Godzilla catches up with the two MUTOs in San Francisco and the throwdown is epic.  The third act of the film is just pure gleeful monster chucking action.  Andy Serkis provided the motion for Godzilla and outdid himself again.  THIS is Godzilla, his movements, his look, everything harkens back to the old films, but updates it for the 21st century.
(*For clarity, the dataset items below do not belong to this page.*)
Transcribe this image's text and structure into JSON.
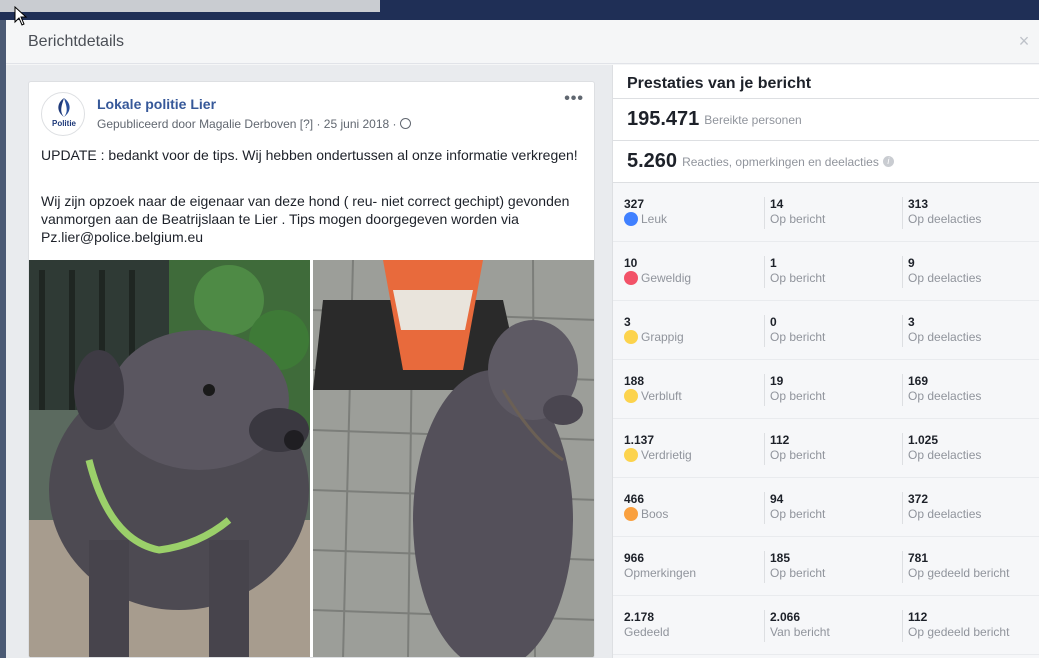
{
  "modal": {
    "title": "Berichtdetails",
    "close_label": "×"
  },
  "post": {
    "page_name": "Lokale politie Lier",
    "avatar_text": "Politie",
    "meta": "Gepubliceerd door Magalie Derboven [?] · 25 juni 2018 ·",
    "more_label": "•••",
    "text1": "UPDATE : bedankt voor de tips. Wij hebben ondertussen al onze informatie verkregen!",
    "text2": "Wij zijn opzoek naar de eigenaar van deze hond ( reu- niet correct gechipt) gevonden vanmorgen aan de Beatrijslaan te Lier . Tips mogen doorgegeven worden via Pz.lier@police.belgium.eu"
  },
  "stats": {
    "title": "Prestaties van je bericht",
    "reach_value": "195.471",
    "reach_label": "Bereikte personen",
    "engagement_value": "5.260",
    "engagement_label": "Reacties, opmerkingen en deelacties",
    "rows": [
      {
        "icon": "like-icon",
        "total": "327",
        "label": "Leuk",
        "post": "14",
        "post_label": "Op bericht",
        "shares": "313",
        "shares_label": "Op deelacties"
      },
      {
        "icon": "love-icon",
        "total": "10",
        "label": "Geweldig",
        "post": "1",
        "post_label": "Op bericht",
        "shares": "9",
        "shares_label": "Op deelacties"
      },
      {
        "icon": "haha-icon",
        "total": "3",
        "label": "Grappig",
        "post": "0",
        "post_label": "Op bericht",
        "shares": "3",
        "shares_label": "Op deelacties"
      },
      {
        "icon": "wow-icon",
        "total": "188",
        "label": "Verbluft",
        "post": "19",
        "post_label": "Op bericht",
        "shares": "169",
        "shares_label": "Op deelacties"
      },
      {
        "icon": "sad-icon",
        "total": "1.137",
        "label": "Verdrietig",
        "post": "112",
        "post_label": "Op bericht",
        "shares": "1.025",
        "shares_label": "Op deelacties"
      },
      {
        "icon": "angry-icon",
        "total": "466",
        "label": "Boos",
        "post": "94",
        "post_label": "Op bericht",
        "shares": "372",
        "shares_label": "Op deelacties"
      },
      {
        "icon": "",
        "total": "966",
        "label": "Opmerkingen",
        "post": "185",
        "post_label": "Op bericht",
        "shares": "781",
        "shares_label": "Op gedeeld bericht"
      },
      {
        "icon": "",
        "total": "2.178",
        "label": "Gedeeld",
        "post": "2.066",
        "post_label": "Van bericht",
        "shares": "112",
        "shares_label": "Op gedeeld bericht"
      }
    ]
  },
  "colors": {
    "link": "#365899",
    "like": "#4080ff",
    "love": "#f25268",
    "header": "#1f2f56"
  }
}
godzilla-attacks-golden-gate

This praise is not to say the film is great cinema, because it’s not.  It’s very slow going to Godzilla vs. MUTOs and the heavy lifting in the script…well, there isn’t any because the script would be laughable if it weren’t being delivered by Oscar-caliber actors and actresses.  Ken Watanabe stands out as the chief scientist, but Aaron Taylor-Johnson takes most of the film on his scarily chiseled back (HE’S HUUUUUUGE!).  The lines on their own are bad.  The actors manage to raise them to tolerable.  Gareth Edwards directing is good but you can tell he’s still getting better.  This film would have benefitted from a 20 minute cut to the finale, but he has style.  There are some shots in this film that are simply poster-worthy.

In the end, we hearken back to Abe.  If you like Godzilla films, you’ll like Godzilla.  If you think Godzilla films are stupid; you’ll hate Godzilla.  Me, I’m somewhere in-between.